As someone else said, TotalView is the standard for this. But it will cost you an arm and a leg.
The OpenMPI site has a great FAQ on MPI debugging. Item #6 in the FAQ describes how to attach GDB to MPI processes. Read the whole thing, there are some great tips.
If you find that you have far too many processes to keep track of, though, check out Stack Trace Analysis Tool (STAT). We use this at Livermore to collect stack traces from potentially hundreds of thousands of running processes and to represent them intelligently to users. It's not a full-featured debugger (a full-featured debugger would never scale to 208k cores), but it will tell you which groups of processes are doing the same thing.
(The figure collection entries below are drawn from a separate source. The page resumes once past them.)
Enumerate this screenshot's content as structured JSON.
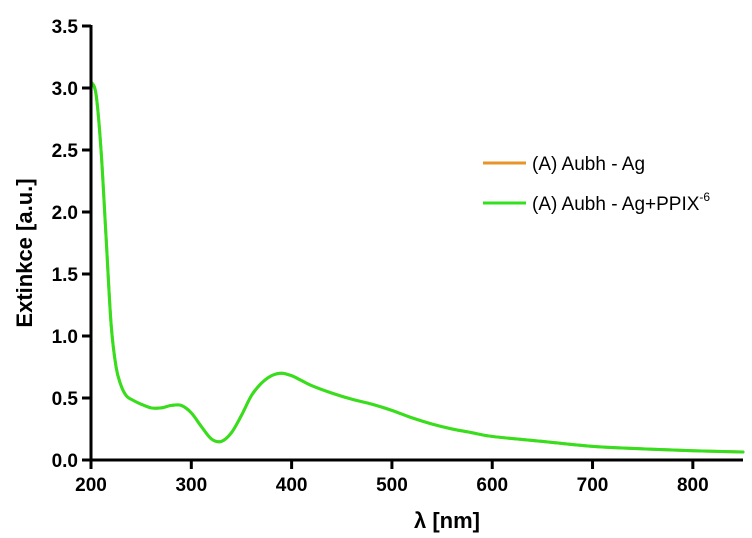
{
  "chart_data": {
    "type": "line",
    "title": "",
    "xlabel": "λ  [nm]",
    "ylabel": "Extinkce [a.u.]",
    "xlim": [
      200,
      850
    ],
    "ylim": [
      0,
      3.5
    ],
    "x_ticks": [
      200,
      300,
      400,
      500,
      600,
      700,
      800
    ],
    "y_ticks": [
      0.0,
      0.5,
      1.0,
      1.5,
      2.0,
      2.5,
      3.0,
      3.5
    ],
    "x_tick_labels": [
      "200",
      "300",
      "400",
      "500",
      "600",
      "700",
      "800"
    ],
    "y_tick_labels": [
      "0.0",
      "0.5",
      "1.0",
      "1.5",
      "2.0",
      "2.5",
      "3.0",
      "3.5"
    ],
    "grid": false,
    "legend_position": "right",
    "series": [
      {
        "name": "(A) Aubh - Ag",
        "name_superscript": "",
        "color": "#e8942a",
        "x": [
          200,
          205,
          210,
          215,
          220,
          225,
          230,
          235,
          240,
          250,
          260,
          270,
          280,
          290,
          300,
          310,
          320,
          330,
          340,
          350,
          360,
          370,
          380,
          390,
          400,
          410,
          420,
          440,
          460,
          480,
          500,
          520,
          540,
          560,
          580,
          600,
          650,
          700,
          750,
          800,
          850
        ],
        "y": [
          3.05,
          2.95,
          2.5,
          1.8,
          1.1,
          0.75,
          0.6,
          0.52,
          0.49,
          0.45,
          0.42,
          0.42,
          0.44,
          0.44,
          0.38,
          0.27,
          0.17,
          0.15,
          0.22,
          0.36,
          0.52,
          0.62,
          0.68,
          0.7,
          0.68,
          0.64,
          0.6,
          0.54,
          0.49,
          0.45,
          0.4,
          0.34,
          0.29,
          0.25,
          0.22,
          0.19,
          0.15,
          0.11,
          0.09,
          0.075,
          0.065
        ]
      },
      {
        "name": "(A) Aubh - Ag+PPIX",
        "name_superscript": "-6",
        "color": "#33e01d",
        "x": [
          200,
          205,
          210,
          215,
          220,
          225,
          230,
          235,
          240,
          250,
          260,
          270,
          280,
          290,
          300,
          310,
          320,
          330,
          340,
          350,
          360,
          370,
          380,
          390,
          400,
          410,
          420,
          440,
          460,
          480,
          500,
          520,
          540,
          560,
          580,
          600,
          650,
          700,
          750,
          800,
          850
        ],
        "y": [
          3.05,
          2.95,
          2.5,
          1.8,
          1.1,
          0.75,
          0.6,
          0.52,
          0.49,
          0.45,
          0.42,
          0.42,
          0.44,
          0.44,
          0.38,
          0.27,
          0.17,
          0.15,
          0.22,
          0.36,
          0.52,
          0.62,
          0.68,
          0.7,
          0.68,
          0.64,
          0.6,
          0.54,
          0.49,
          0.45,
          0.4,
          0.34,
          0.29,
          0.25,
          0.22,
          0.19,
          0.15,
          0.11,
          0.09,
          0.075,
          0.065
        ]
      }
    ]
  }
}
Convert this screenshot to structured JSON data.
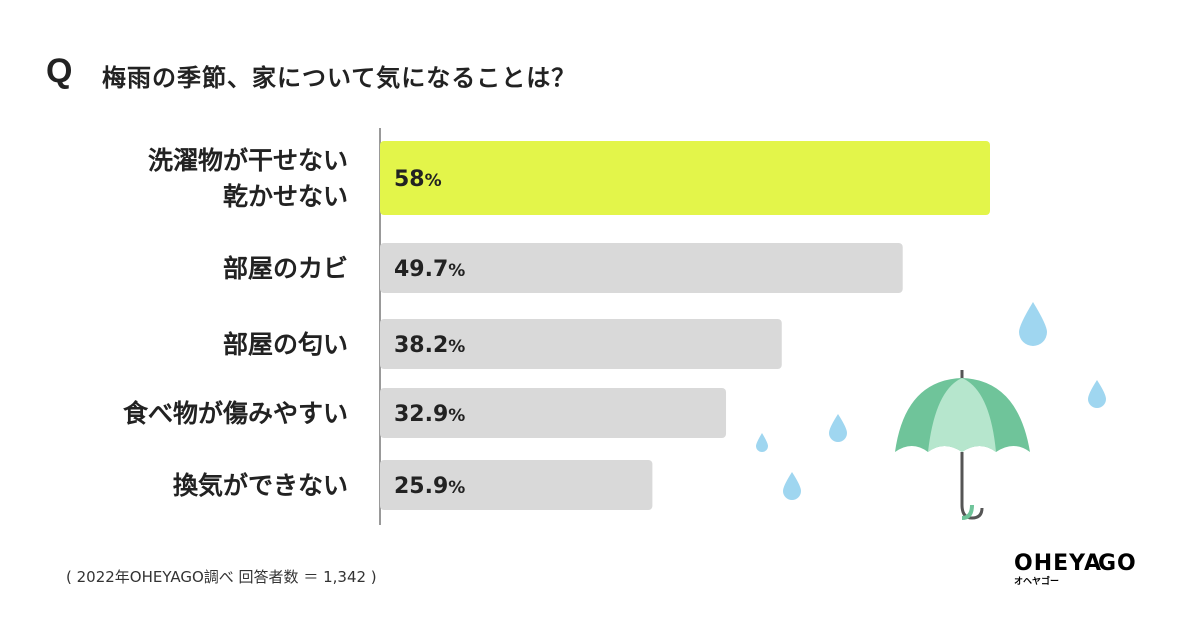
{
  "question_mark": "Q",
  "title": "梅雨の季節、家について気になることは？",
  "footnote": "( 2022年OHEYAGO調べ 回答者数 ＝ 1,342 )",
  "logo": {
    "main_left": "OHEYA",
    "main_right": "GO",
    "sub": "オヘヤゴー"
  },
  "colors": {
    "highlight": "#e3f54a",
    "bar": "#d9d9d9",
    "axis": "#999999",
    "umbrella_dark": "#6fc49a",
    "umbrella_light": "#b6e6cd",
    "drop": "#9fd6f0"
  },
  "chart_data": {
    "type": "bar",
    "orientation": "horizontal",
    "categories": [
      [
        "洗濯物が干せない",
        "乾かせない"
      ],
      [
        "部屋のカビ"
      ],
      [
        "部屋の匂い"
      ],
      [
        "食べ物が傷みやすい"
      ],
      [
        "換気ができない"
      ]
    ],
    "values": [
      58,
      49.7,
      38.2,
      32.9,
      25.9
    ],
    "value_labels": [
      "58",
      "49.7",
      "38.2",
      "32.9",
      "25.9"
    ],
    "unit": "%",
    "highlight_index": 0,
    "xlim": [
      0,
      58
    ]
  }
}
You can then step through a representative from each group in a standard debugger.
Many of the posts here are about GDB, but don't mention how to attach to a process from startup. Obviously, you can attach to all processes:
mpiexec -n X gdb ./a.out
But that is wildly ineffective since you'll have to bounce around to start up all of your processes. If you just want to debug one (or a small number of) MPI process, you can add that as a separate executable on the command line using the :
operator:
mpiexec -n 1 gdb ./a.out : -n X-1 ./a.out
Now only one of your processes will get GDB.
I have found gdb quite useful. I use it as
mpirun -np <NP> xterm -e gdb ./program
This the launches xterm windows in which I can do
run <arg1> <arg2> ... <argN>
usually works fine
You can also package these commands together using:
mpirun -n <NP> xterm -hold -e gdb -ex run --args ./program [arg1] [arg2] [...]